Extrait d'une lettre de Marie Vougnon à son mari en octobre 1918
Les victimes civiles du front
Les civils sont également victimes du front, tués, bombardés, déportés ou internés.
Plus de 6 000 civils sont tués par les soldats allemands en Belgique et dans les territoires français envahis. 15 000 sont déportés et internés dans des camps en Allemagne.
Les villes et villages situés près du front sont bombardés et, au printemps 1918, les Allemands tirent sur Paris avec des canons à très longue portée, faisant plus de 250 morts.
Les raids de bombardiers allemands sur Londres font 1 400 morts entre 1917 et 1918.
Carte postale du bombardement de la cathédrale de Reims par les Allemands
© Wikimedia Commons
Le génocide des Arméniens
Entre avril 1915 et décembre 1916, le gouvernement des Jeunes Turcs au pouvoir dans l'Empire ottoman organise le massacre de la minorité arménienne chrétienne, accusée de soutenir les Russes contre les troupes ottomanes.
En Turquie, les Arméniens sont perçus comme un ennemi intérieur.
« R. Lepsius : Plus de 100 000 hommes ont déjà pris le chemin de l'exil.

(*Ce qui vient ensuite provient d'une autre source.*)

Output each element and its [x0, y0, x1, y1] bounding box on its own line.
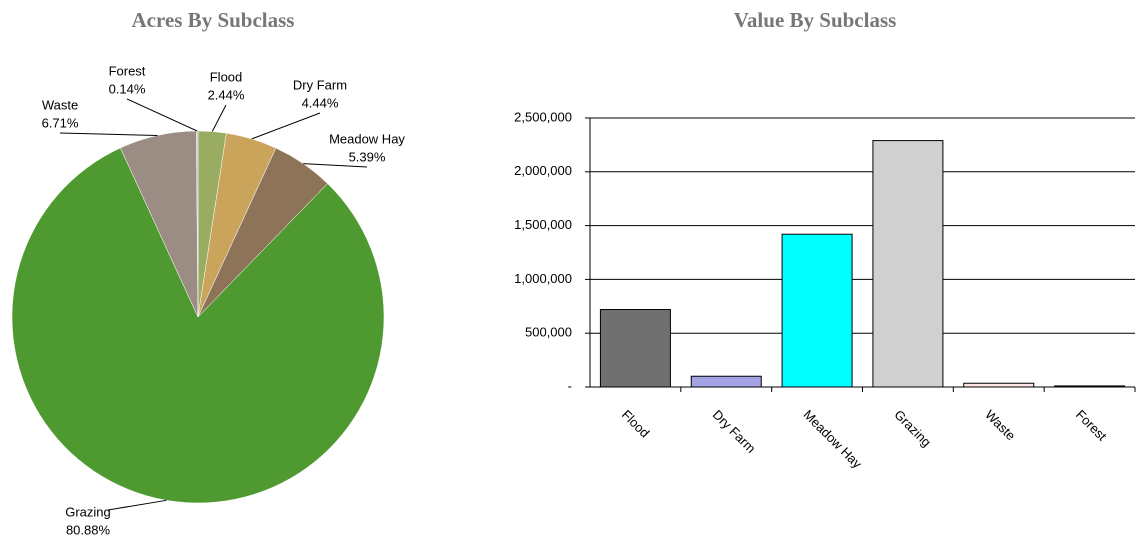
y-tick-label: 2,000,000 — [514, 163, 572, 178]
bar — [781, 233, 853, 388]
x-tick-label: Waste — [982, 407, 1018, 443]
slice-value-label: 2.44% — [208, 87, 245, 102]
leader-line — [211, 104, 227, 132]
pie-slice — [11, 147, 385, 504]
chart-title: Acres By Subclass — [132, 8, 295, 32]
y-tick-label: - — [568, 378, 572, 393]
slice-label: Grazing — [65, 504, 111, 519]
x-tick-label: Meadow Hay — [801, 407, 866, 472]
leader-line — [59, 132, 158, 136]
leader-line — [303, 163, 368, 168]
x-tick-label: Grazing — [891, 407, 934, 450]
slice-value-label: 0.14% — [109, 81, 146, 96]
y-tick-label: 500,000 — [525, 325, 572, 340]
slice-value-label: 80.88% — [66, 522, 111, 537]
y-tick-label: 1,500,000 — [514, 217, 572, 232]
leader-line — [251, 112, 321, 140]
slice-value-label: 5.39% — [349, 149, 386, 164]
slice-label: Waste — [42, 97, 78, 112]
slice-label: Dry Farm — [293, 77, 347, 92]
slice-label: Flood — [210, 69, 243, 84]
y-tick-label: 1,000,000 — [514, 271, 572, 286]
x-tick-label: Flood — [619, 407, 653, 441]
slice-label: Meadow Hay — [329, 131, 405, 146]
bar — [872, 140, 944, 388]
slice-label: Forest — [109, 63, 146, 78]
bar — [963, 382, 1035, 388]
slice-value-label: 6.71% — [42, 115, 79, 130]
bar — [690, 375, 762, 388]
leader-line — [126, 98, 198, 132]
bar — [1054, 385, 1126, 388]
x-tick-label: Forest — [1073, 407, 1110, 444]
x-tick-label: Dry Farm — [710, 407, 759, 456]
leader-line — [107, 499, 167, 511]
y-tick-label: 2,500,000 — [514, 109, 572, 124]
slice-value-label: 4.44% — [302, 95, 339, 110]
bar — [599, 309, 671, 388]
chart-title: Value By Subclass — [734, 8, 897, 32]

On ne parle officiellement que d'un changement de domicile. […]
E. Pacha : L'Allemagne a la chance de ne posséder aucun ennemi intérieur ou du moins presque pas d'ennemi de cette sorte. Mais supposons le cas où, en d'autres conditions, elle renfermerait de véritables ennemis intérieurs […] n'approuveriez-vous pas tous les moyens, quels qu'ils soient, auxquels il faudrait avoir recours pour délivrer du danger interne votre nation engagée dans un terrible combat ? […]
R. Lepsius : Vous voulez fonder un nouvel empire, Excellence. Mais le cadavre du peuple arménien reposera sous ses fondations. […] Ne saurait-on trouver un moyen pacifique, même aujourd'hui encore ?
E. Pacha : La paix ne peut exister entre l'homme et le microbe de la peste. »
Extraits de l'entretien entre Enver Pacha, ministre ottoman de la Guerre, et le pasteur allemand Johannes Lepsius, en 1915
Cité par Franz Werfel dans Les Quarante Jours de Musa Dagh, © Albin Michel
1936
Entre avril 1915 et décembre 1916, la mort des \dfrac{2}{3} de la population arménienne est planifiée. Cela commence par l'exécution des élites et des hommes dans les différentes villes du pays, puis se poursuit par la déportation massive des femmes, enfants et vieillards dans des camps situés dans le désert syrien.
Ce massacre est qualifié de « crime contre l'humanité et la civilisation » par les Alliés dès mai 1915. Il a causé entre 1,2 et 1,5 million de victimes.